Exclusive-OpenAI tells Indian court that removing ChatGPT data will violate US legal obligations Reuters

By Arpan Chaturvedi, Aditya Kalra and Munsif Vengattil
NEW DELHI (Reuters) – OpenAI has told an Indian court that any order to remove the training data that powers its ChatGPT service would run afoul of its legal obligations in the United States, according to a recent filing seen by Reuters.
The Microsoft-backed artificial intelligence company also said it was not within the jurisdiction of Indian courts to hear a copyright infringement case filed by local news agency ANI because OpenAI has no presence in the country.
In the most high-profile and closely watched lawsuit over the use of artificial intelligence in India, ANI sued OpenAI in Delhi in November, accusing it of using the news agency’s published content without permission to train ChatGPT.
OpenAI responded to the suit, which also seeks deletion of ANI’s data already stored by ChatGPT, in an 86-page filing in the Delhi High Court on January 10, which was not previously reported.
OpenAI and other companies have faced a wave of similar lawsuits from prominent copyright holders for allegedly misusing their work to train AI models, including a case brought by The New York Times (NYSE: ) v. OpenAI in the United States.
OpenAI has repeatedly denied the allegations, saying its AI systems make fair use of publicly available data.
During a hearing in November, OpenAI told a Delhi court that it would no longer use ANI’s content, but the news agency argued that its published works were stored in ChatGPT’s memory and should be deleted.
In a Jan. 10 filing, OpenAI said it is currently defending litigation in the United States involving the data on which its models were trained, with laws there requiring the data to be preserved while hearings are ongoing.
OpenAI is therefore “under a legal obligation under United States law to preserve, and not delete, said training data,” it said.
OpenAI did not respond to a request for comment.
In its submission, OpenAI also said that the relief sought by ANI is not subject to the processes of Indian courts and is beyond their jurisdiction.
The company has “no office or permanent establishment in India…the servers on which it (ChatGPT) stores its training data are similarly located outside India”.
ANI, in which Reuters has a 26% stake, said in a statement that it believed the Delhi court had jurisdiction to decide the matter and would file a detailed response.
A Reuters spokesman did not immediately respond to a request for comment, but the agency said in November that it was not involved in ANI’s business practices or operations.
A court in New Delhi is scheduled to hear the case on January 28.
OpenAI is preparing to transition from a nonprofit to a for-profit company as it seeks to raise even more funding to stay ahead of the expensive artificial intelligence race after raising $6.6 billion last year.
In recent months, he has signed contracts with Time magazine, the Financial Times, Business Insider owner Axel Springer, France’s Le Monde and Spain’s Prisa (BME:) Content display media.

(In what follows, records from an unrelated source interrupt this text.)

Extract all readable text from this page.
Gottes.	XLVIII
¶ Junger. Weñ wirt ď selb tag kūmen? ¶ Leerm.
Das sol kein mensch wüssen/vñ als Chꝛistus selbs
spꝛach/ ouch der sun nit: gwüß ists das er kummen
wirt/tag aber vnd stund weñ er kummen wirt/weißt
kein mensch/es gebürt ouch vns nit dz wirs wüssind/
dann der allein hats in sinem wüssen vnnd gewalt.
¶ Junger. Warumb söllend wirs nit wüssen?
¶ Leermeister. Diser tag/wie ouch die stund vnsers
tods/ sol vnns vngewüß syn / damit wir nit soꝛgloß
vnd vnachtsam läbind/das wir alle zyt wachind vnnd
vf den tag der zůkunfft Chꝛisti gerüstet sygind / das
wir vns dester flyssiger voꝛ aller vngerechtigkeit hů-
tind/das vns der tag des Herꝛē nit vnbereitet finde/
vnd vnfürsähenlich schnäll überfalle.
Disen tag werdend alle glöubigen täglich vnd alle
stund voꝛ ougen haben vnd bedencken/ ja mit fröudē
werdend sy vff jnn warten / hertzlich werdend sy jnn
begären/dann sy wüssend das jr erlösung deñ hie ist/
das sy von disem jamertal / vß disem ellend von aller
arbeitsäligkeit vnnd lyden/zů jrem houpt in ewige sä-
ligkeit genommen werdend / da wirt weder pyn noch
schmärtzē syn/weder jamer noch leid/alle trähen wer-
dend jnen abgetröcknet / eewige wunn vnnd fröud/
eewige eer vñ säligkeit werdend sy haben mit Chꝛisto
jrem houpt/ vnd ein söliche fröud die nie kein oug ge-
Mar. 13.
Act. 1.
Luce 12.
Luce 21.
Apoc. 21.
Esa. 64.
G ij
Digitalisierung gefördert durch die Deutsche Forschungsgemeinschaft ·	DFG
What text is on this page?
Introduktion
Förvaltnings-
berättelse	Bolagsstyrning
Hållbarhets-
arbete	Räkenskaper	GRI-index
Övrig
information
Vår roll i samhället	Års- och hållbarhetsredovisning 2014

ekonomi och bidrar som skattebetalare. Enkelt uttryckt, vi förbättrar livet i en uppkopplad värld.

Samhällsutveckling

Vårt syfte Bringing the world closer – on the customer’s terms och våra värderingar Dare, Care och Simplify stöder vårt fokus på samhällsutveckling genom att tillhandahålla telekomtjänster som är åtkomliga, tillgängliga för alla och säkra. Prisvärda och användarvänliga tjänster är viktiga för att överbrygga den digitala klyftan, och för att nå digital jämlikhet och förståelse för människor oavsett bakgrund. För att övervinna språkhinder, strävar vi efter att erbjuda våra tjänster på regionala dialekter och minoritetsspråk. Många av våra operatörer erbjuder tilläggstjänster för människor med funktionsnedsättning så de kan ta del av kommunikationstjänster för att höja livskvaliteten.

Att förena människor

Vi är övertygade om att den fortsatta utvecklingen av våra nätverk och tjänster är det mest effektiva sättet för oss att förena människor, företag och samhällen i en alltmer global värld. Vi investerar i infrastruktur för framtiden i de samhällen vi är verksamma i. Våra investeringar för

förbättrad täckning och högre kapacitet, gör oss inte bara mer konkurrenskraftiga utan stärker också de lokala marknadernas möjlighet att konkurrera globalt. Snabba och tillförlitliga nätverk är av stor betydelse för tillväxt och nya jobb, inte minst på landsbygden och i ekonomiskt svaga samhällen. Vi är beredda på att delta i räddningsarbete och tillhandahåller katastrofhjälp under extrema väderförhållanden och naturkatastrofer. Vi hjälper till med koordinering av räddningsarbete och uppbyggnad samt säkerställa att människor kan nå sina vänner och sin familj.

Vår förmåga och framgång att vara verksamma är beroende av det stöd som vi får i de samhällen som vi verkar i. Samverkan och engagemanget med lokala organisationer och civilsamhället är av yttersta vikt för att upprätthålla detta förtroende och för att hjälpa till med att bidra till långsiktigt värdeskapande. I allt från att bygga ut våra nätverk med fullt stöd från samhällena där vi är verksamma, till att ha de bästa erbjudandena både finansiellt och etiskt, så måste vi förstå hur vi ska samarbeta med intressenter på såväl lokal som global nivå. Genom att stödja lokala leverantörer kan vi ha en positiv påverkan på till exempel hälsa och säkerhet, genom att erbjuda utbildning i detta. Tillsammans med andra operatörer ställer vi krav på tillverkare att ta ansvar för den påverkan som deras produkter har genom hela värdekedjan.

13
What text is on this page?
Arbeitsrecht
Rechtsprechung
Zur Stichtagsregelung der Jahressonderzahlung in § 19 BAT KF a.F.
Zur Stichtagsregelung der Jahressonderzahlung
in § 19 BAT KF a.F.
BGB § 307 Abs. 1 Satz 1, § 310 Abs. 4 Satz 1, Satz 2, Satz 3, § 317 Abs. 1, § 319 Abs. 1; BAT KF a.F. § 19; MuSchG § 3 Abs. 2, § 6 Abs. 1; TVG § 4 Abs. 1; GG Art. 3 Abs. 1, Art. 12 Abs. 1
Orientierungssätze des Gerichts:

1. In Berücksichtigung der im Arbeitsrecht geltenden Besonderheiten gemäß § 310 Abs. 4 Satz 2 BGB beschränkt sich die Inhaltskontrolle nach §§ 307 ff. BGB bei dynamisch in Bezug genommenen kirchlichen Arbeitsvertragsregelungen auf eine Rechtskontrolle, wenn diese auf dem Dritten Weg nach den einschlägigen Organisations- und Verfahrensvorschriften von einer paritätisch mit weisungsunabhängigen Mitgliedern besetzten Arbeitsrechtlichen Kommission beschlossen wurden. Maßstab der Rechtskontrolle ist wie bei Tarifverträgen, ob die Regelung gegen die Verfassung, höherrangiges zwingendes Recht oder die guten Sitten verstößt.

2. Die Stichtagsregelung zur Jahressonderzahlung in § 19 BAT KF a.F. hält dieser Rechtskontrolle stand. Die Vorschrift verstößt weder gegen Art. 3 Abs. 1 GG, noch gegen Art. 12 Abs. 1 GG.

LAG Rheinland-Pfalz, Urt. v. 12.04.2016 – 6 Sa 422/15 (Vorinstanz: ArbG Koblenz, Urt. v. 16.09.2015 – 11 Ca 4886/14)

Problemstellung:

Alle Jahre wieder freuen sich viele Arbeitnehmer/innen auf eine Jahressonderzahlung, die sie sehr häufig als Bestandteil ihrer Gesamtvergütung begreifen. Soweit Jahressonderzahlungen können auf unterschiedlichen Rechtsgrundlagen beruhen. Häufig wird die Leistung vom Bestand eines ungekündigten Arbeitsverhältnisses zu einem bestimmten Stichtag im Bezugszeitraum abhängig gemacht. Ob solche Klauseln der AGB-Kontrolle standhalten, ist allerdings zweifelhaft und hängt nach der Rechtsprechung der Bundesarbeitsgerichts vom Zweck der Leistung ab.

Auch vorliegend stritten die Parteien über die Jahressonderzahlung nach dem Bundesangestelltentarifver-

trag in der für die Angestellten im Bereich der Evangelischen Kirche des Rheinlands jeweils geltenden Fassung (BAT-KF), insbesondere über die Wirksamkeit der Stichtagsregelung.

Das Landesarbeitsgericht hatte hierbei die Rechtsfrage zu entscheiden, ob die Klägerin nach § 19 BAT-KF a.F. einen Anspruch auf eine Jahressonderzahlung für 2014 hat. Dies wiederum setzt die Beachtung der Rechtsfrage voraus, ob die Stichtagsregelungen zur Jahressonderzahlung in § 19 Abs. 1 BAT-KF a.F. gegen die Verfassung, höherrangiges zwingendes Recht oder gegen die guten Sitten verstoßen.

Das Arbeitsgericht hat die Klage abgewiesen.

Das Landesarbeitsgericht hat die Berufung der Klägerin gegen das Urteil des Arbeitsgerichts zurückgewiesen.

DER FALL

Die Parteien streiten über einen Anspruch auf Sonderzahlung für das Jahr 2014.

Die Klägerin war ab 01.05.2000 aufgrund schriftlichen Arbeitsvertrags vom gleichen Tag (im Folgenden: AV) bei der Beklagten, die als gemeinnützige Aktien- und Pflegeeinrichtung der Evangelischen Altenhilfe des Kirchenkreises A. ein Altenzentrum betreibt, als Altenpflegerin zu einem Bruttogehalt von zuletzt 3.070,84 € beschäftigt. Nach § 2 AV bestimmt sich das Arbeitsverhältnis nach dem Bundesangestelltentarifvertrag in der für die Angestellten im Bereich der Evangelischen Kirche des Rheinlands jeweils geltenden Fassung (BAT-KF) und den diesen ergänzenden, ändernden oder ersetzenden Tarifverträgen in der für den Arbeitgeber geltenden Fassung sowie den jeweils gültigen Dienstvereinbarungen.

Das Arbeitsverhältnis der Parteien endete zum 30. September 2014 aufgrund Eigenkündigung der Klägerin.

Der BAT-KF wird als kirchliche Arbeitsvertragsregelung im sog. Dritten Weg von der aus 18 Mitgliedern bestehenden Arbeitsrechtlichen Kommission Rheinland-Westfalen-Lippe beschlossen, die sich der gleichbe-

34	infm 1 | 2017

ANI also said it was concerned about unfair competition given OpenAI’s commercial partnerships with other news organizations and told the court that in response to user queries, ChatGPT reproduced verbatim or substantially similar excerpts of ANI’s work.
In its rebuttal filing, OpenAI claims that ANI “sought to use verbatim excerpts of its own article as a prompt, in an attempt to manipulate ChatGPT.”